Kyle Wright was a name I’d heard, but not one that was firmly on my radar. (It was only September.) Sure enough, Wright was someone that many felt could go early. He was arguably the best pitcher in college baseball.
Fast forward to February and Kyle Wright starts slow. Command and consistency, his two biggest question marks, were lacking. Short starts, walks, wild pitches… and the big draftniks questioned if he would go Top 10.
Things started to change on April 14 when Wright dominated Florida. Wright pitched a complete game shutout, allowing only three hits and striking out a career-high 13 batters.

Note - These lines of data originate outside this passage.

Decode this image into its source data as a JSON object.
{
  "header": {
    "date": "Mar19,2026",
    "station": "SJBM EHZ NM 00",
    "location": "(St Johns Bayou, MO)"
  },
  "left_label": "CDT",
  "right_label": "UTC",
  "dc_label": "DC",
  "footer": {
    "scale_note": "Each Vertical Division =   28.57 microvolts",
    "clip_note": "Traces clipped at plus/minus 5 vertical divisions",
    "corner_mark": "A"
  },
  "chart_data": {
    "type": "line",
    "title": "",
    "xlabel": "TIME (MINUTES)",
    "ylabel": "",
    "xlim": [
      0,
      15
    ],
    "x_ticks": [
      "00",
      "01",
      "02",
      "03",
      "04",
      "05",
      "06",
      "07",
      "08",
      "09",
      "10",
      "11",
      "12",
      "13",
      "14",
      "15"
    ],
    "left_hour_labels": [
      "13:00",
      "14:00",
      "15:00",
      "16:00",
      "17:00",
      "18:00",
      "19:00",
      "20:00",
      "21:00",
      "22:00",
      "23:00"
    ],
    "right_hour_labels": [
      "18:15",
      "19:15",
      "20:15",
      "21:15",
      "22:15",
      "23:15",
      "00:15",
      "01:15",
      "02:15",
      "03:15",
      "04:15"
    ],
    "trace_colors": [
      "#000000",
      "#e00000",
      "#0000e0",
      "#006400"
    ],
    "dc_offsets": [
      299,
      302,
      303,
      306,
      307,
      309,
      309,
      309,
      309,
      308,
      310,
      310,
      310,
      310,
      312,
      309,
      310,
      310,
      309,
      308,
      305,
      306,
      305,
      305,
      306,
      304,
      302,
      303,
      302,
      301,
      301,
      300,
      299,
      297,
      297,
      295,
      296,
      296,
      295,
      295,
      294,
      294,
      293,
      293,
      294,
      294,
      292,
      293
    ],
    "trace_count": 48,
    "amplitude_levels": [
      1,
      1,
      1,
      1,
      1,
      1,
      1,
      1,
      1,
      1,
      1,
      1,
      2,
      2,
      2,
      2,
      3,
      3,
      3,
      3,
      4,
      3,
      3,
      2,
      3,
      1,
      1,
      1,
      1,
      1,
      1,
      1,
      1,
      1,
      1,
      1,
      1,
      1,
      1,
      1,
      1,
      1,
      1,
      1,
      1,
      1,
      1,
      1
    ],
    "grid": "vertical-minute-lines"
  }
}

Most importantly and impressively, though, Wright didn’t walk anyone.
Wright backed that game up with two more starts - neither great, neither horrible - before getting a chance to impress in front of Twins CBO Derek Falvey. He responded by throwing an absolute gem. Nine innings, three hits, one walk, one run, 13 strikeouts and 119 pitches. I reached back out to the same scout from last fall and got this no-nonsense response: “Best player in the draft by far.”
So who is Kyle Wright? Prototypical size (6’ 4”, 220), mid-90s fastball, a really good slider, a good curveball and an improving changeup. Wright is represented by CAA (who also represents Phil Hughes) and doesn’t seem to have any sort of injury history.
All seems too good to be true, right? Maybe. Doing research on Wright, I’d noticed a lot of pictures of Wright, in mid-delivery, in the Inverted W or at the moment your lead foot lands, your throwing elbow being higher than your throwing shoulder. I remember that being a concern about Nationals pitcher Stephen Strasburg.
I’m not a scout and don’t pretend to be one, so I asked a Twins scout who has seen both. Initially, he had no concerns about Wright’s delivery. But later said this, “I’ve looked more. There are more similarities, delivery-wise, than I knew.”
But the similarities don’t stop there. There are no Strasburg-type pitchers in the organization. Wright has that potential (minus Strasburg's 80 fastball). And if the risk of arm potential arm issues down the line precludes an organizaton from drafting a potential ace… well, what’s the point of drafting any pitcher ever?